Just over a month since he announced his return to combat fighting, Brock Lesnar doesn't appear to be as prepared as he'd like for his UFC 200 appearance.
Yet, after more than a five-year absence from the sport, he's enthused as never before.
And though the comeback of the former UFC heavyweight champion and current WWE headliner might be a one-time appearance, maybe it won't.
Perhaps all that matters is that Lesnar's back, and after drawing the second-largest pay-per-view in company history when he successfully defended his belt over Frank Mir at UFC 100 in 2009, another financial windfall is expected.
Lesnar, who'll turn 39 next week, will fight eighth-ranked heavyweight Mark Hunt in the main event of UFC 200 at T-Mobile Arena. The fight has been elevated as the main event due to Jon Jones' positive drug test.
The heavy-handed veteran Hunt, 42, has knocked out both Mir and former heavyweight title challenger Antonio Silva in the first round of his past two fights.
"Obviously, I'm here to win a fight. I'm prepared for whatever," said Lesnar, plotting to win by relying on the wrestling skill he honed in NCAA action.
When someone asked Lesnar at Wednesday's news conference how many rounds he sparred in stand-up striking, there was extended silence.
"What'd you say?" Lesnar asked, laughs building as he forced the reporter to repeat the question then quickly answered, "Three-thousand!"
Lesnar unmistakably relished the authenticity of the event.
"I feel … awesome," he said. "My health is behind me. I'm sitting here at UFC 200, soaking it all in."
His thirst for non-scripted fighting outside WWE proved undeniable after he felt completely recovered from the intestinal ailment diverticulitis that he blamed for his departure following a knockout loss to Alistair Overeem.
"I [considered coming back] for a while, and really I was standing there one day on my property [in Canada] and just thought, 'It's time,'" he said.
"I can't sit and think about this and be caught up in this thought process of wanting and wishing and wondering if I should do it.
"I'm a person who pulls the trigger. I don't want any regrets. That's how simple it really was. I didn't want to be sitting around the rest of my days on this earth wondering why I didn't step back in the cage again, so here we are."
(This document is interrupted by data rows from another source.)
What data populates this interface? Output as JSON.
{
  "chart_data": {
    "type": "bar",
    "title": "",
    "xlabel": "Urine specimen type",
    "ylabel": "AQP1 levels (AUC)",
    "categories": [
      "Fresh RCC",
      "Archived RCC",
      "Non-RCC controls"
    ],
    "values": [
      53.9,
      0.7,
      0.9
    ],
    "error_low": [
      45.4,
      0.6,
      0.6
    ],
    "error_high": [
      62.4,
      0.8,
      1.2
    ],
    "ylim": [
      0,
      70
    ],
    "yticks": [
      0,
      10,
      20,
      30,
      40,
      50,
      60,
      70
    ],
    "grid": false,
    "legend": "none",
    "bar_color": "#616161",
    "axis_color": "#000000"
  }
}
How long it will last is known to only a small circle of men, perhaps only Lesnar and his WWE boss Vince McMahon, who wasn't immediately available for comment on the hypothetical scenario of an impressive Saturday victory by Lesnar.
UFC President Dana White has respectfully maintained this is "one-and-done" venture, but company Chairman Lorenzo Fertitta confessed victory could provoke follow-up conversations. On the dais Wednesday, for instance, sat Cain Velsasquez, who took Lesnar's belt at Honda Center.
"Brock Lesnar remains under contract to WWE, however, we granted his request for a one-off opportunity to compete at UFC 200," a WWE spokesperson emailed in a statement to the Los Angeles Times on Wednesday. "Brock will make his WWE return at SummerSlam on August 21 [at Brooklyn's Barclays Center] live on WWE Network."
Lesnar acknowledged, "I'm booked through August and then we'll see what happens," with WWE, but he's implied in an interview with Fox that if things are going well in the UFC, McMahon will find a happier Lesnar a more pleasant employee.
"I guess [the future beyond UFC 200] is not a question for me, that's a question for Vince McMahon, right?" Lesnar said at the news conference. "Let's get through Saturday and see what happens."
The packed UFC 200 fight week schedule begins Thursday night at MGM Grand with Huntington Beach-trained lightweight champion Rafael dos Anjos (25-7) making the second defense of his belt, against Eddie Alvarez (24-7).
Alvarez has posted consecutive victories by decision over former champion Anthony Pettis and top contender Gilbert Melendez.